CRI successfully demonstrates chemical storage with renewable methanol

Article by Amanda Doyle

Carbon Recycling International
CRI's process module installed at RWE's thermal power plant in Niederaussem, Germany

CARBON Recycling International (CRI) has successfully shown that its renewable methanol can be used for chemical energy storage of surplus renewable energy.

CRI was founded in 2006 in Iceland and developed a process to convert CO2 and hydrogen directly into methanol. Hydrogen is produced via electrolysis from renewable electricity, and then catalytically reacted with CO2 from a waste gas stream. The technology to produce renewable methanol has already been successful at industrial scale in Iceland.

Methanol is a key feedstock in the chemicals industry and is typically produced from fossil fuels, emitting 0.7–3 t of CO2 per 1 t of methanol produced. The CRI method uses 1.3 t of captured CO2 ­for every 1 t of methanol. Methanol can also be used as a carrier to store chemical energy from surplus renewable energy. It is much cheaper to use for energy storage compared to hydrogen and it can use existing infrastructure.

CRI, along with the EU Horizon 2020 project consortium MefCO2, have now completed the demonstration phase at a facility in Niederaussem, Germany to show that chemical storage is possible on an industrial scale. CO2 was captured from RWE’s thermal power plant in Niederaussem, and CRI’s technology was used to produce methanol. This was then used for denitrification at a German wastewater facility.

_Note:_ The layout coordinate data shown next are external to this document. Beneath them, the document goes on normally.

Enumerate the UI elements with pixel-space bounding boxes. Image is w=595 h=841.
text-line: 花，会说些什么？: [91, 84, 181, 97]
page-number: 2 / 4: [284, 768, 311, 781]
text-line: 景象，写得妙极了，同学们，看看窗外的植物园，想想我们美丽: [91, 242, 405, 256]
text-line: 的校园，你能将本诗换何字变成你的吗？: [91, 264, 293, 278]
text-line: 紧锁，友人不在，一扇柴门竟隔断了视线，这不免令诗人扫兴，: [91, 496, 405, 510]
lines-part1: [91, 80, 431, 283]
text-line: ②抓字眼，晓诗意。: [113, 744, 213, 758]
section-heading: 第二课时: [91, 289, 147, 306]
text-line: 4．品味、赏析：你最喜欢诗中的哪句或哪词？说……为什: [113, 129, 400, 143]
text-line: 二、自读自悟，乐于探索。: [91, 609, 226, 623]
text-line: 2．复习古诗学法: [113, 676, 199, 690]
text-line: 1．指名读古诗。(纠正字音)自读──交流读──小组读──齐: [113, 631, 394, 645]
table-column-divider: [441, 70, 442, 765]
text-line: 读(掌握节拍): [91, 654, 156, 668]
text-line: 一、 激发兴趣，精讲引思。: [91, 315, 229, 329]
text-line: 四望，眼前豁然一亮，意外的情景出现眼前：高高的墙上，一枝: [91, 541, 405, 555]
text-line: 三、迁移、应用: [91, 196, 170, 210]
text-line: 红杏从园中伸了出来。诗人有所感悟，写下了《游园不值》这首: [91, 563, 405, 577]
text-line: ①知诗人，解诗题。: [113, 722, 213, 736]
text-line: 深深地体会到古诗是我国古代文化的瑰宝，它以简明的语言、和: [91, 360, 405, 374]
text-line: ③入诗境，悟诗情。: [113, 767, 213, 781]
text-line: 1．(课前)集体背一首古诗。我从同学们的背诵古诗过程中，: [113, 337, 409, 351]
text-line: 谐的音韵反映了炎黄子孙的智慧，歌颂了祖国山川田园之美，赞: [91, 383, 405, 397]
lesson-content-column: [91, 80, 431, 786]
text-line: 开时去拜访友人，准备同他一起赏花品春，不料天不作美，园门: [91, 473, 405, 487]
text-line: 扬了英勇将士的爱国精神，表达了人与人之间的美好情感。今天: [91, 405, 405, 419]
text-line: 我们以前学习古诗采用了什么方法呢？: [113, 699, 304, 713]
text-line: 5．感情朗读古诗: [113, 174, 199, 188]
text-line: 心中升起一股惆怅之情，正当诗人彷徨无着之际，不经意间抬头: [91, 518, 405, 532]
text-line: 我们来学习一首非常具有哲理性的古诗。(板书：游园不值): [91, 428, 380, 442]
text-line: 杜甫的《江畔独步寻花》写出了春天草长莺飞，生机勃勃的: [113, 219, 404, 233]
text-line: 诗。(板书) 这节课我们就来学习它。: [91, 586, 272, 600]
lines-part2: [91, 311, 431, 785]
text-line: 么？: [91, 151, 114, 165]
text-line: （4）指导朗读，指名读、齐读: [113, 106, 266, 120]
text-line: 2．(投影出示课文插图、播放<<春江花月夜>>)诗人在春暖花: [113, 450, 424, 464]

The 1 t/d methanol demonstration plant showed that CRI’s reactor can respond to fluctuations in available hydrogen due to the variability of renewable power. It could also adapt to fluctuations in methanol synthesis and the conversion efficiency of the reactor wasn’t affected by the fluctuations.

Ingolfur Gudmundsson, CRI’s Chief Executive Officer, said: “Transforming excess electricity into e-methanol and thus a valuable chemical and fuel which can be easily stored, transported and used with current infrastructure, answers one of the key challenges to the continued growth of power generation from renewable sources.”